New additions include the ability to press hard on the Control Centre shortcuts to change the brightness of the torch, quickly set a timer and jump to photo, slo-mo, video or selfie in the Camera app.
iOS 10 review: Siri
Siri has had a slow and steady evolution since Apple introduced the assistant on the iPhone 4S. With iOS 10, Siri gets opened up to developers – at least for certain types of apps. Soon you’ll be able to use Siri to start tracking your run, ordering an Uber cab and make a video call with Skype.
This is the biggest new feature anyone could have hoped for to do with Siri, although an offline Siri would have been nice, too.
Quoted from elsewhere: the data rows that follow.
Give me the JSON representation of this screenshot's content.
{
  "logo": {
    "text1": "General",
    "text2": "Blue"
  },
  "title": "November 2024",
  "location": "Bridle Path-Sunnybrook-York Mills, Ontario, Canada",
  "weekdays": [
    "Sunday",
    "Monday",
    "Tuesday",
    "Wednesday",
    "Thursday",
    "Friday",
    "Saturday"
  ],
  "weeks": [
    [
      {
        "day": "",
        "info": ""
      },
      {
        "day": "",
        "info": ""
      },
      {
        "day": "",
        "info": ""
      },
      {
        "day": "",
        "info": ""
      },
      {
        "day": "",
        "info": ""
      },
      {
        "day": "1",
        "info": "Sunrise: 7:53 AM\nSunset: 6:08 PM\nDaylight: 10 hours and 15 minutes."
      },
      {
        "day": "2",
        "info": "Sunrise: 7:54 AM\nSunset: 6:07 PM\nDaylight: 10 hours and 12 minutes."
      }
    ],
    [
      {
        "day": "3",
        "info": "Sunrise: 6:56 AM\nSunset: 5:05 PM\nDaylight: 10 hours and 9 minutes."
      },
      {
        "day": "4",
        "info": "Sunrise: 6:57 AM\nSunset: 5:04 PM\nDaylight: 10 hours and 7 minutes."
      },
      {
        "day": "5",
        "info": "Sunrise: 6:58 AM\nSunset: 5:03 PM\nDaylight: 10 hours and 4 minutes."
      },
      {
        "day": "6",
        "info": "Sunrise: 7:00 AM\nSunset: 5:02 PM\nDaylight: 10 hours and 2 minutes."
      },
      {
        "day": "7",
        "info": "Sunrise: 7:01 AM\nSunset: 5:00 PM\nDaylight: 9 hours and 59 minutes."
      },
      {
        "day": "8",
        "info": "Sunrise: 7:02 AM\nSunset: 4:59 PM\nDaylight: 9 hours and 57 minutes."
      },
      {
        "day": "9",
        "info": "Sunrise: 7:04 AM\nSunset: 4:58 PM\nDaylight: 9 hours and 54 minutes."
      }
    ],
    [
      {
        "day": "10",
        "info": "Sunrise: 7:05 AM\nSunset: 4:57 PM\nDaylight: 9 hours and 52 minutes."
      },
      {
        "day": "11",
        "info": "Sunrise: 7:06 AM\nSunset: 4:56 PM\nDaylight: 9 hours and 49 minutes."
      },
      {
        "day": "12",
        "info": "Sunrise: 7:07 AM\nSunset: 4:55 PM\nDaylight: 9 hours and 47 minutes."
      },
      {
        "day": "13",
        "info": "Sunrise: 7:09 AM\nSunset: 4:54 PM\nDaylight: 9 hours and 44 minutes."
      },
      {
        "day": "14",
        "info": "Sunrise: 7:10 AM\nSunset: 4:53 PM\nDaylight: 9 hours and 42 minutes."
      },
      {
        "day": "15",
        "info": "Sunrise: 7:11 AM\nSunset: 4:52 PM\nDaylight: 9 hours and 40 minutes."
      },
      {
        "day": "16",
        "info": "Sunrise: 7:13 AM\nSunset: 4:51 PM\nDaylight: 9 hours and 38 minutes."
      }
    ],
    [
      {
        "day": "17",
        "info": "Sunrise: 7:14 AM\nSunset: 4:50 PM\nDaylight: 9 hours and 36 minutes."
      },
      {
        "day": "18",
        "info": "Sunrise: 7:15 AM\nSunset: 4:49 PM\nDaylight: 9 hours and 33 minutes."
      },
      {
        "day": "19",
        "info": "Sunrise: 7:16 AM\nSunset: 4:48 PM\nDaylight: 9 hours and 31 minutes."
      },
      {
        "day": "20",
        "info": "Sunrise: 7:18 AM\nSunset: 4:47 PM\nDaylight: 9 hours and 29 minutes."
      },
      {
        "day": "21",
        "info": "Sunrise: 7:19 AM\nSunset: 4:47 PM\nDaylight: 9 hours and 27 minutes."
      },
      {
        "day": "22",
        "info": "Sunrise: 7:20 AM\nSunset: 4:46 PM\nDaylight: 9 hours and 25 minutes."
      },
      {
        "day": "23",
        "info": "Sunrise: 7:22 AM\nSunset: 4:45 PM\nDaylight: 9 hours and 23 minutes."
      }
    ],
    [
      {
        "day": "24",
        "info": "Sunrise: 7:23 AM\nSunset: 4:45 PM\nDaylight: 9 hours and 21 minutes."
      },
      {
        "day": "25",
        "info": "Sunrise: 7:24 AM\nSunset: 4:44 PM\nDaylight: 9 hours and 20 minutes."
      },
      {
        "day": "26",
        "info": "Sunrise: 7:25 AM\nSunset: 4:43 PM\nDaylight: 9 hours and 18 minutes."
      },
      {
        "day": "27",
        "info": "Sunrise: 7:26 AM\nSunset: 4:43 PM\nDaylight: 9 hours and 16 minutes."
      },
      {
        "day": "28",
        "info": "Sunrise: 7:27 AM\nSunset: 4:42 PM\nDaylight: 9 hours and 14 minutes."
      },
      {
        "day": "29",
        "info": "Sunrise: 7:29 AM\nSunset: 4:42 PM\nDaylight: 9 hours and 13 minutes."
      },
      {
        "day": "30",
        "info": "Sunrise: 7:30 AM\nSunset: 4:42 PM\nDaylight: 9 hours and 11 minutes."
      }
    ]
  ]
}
iOS 10 review: Notes, Bedtime alarm, Intelligence
Keep digging and you’ll find many more new features in iOS 10:
In the Clock app is a new tab called Bedtime where you can set bedtime and wake-up times. This is so you can get reminders to go to bed and try to keep the same hours each day in a bid to sleep better and be healthier.
There’s also sleep analysis, but this is simply based on when you turned off your phone and then picked it up again, rather than a proper analysis of light, deep and REM sleep which you’ll only get with certain fitness trackers such as the Jawbone UP 3.
In Notes, you can now add people and allow them to view the note and make changes. It’s a bit like the new collaborative feature in iWork. You can still share notes as before and lock them with a password or Touch ID if they contain sensitive information.
More than ever, iOS – and Siri – can bring up information it thinks you will need. We saw the beginnings of this in iOS with Siri suggestions. These remain in iOS 10: suggested apps you might be about to launch, people you’re about to contact.
iOS 10 takes this further with predictive contact information when you’re typing. For example, if you start typing “I’m free this Friday at” and the predictive keyboard will show some times which are free in your calendar.
If someone asks if you have Steve’s number, the predictive suggestions will show numbers from your contacts called Steve.
The keyboard is now much more flexible if you regularly type in two different languages. It will automatically recognise pairs of these languages: English, French, German, Italian, Portuguese and Spanish. It also supports using English and Chinese together.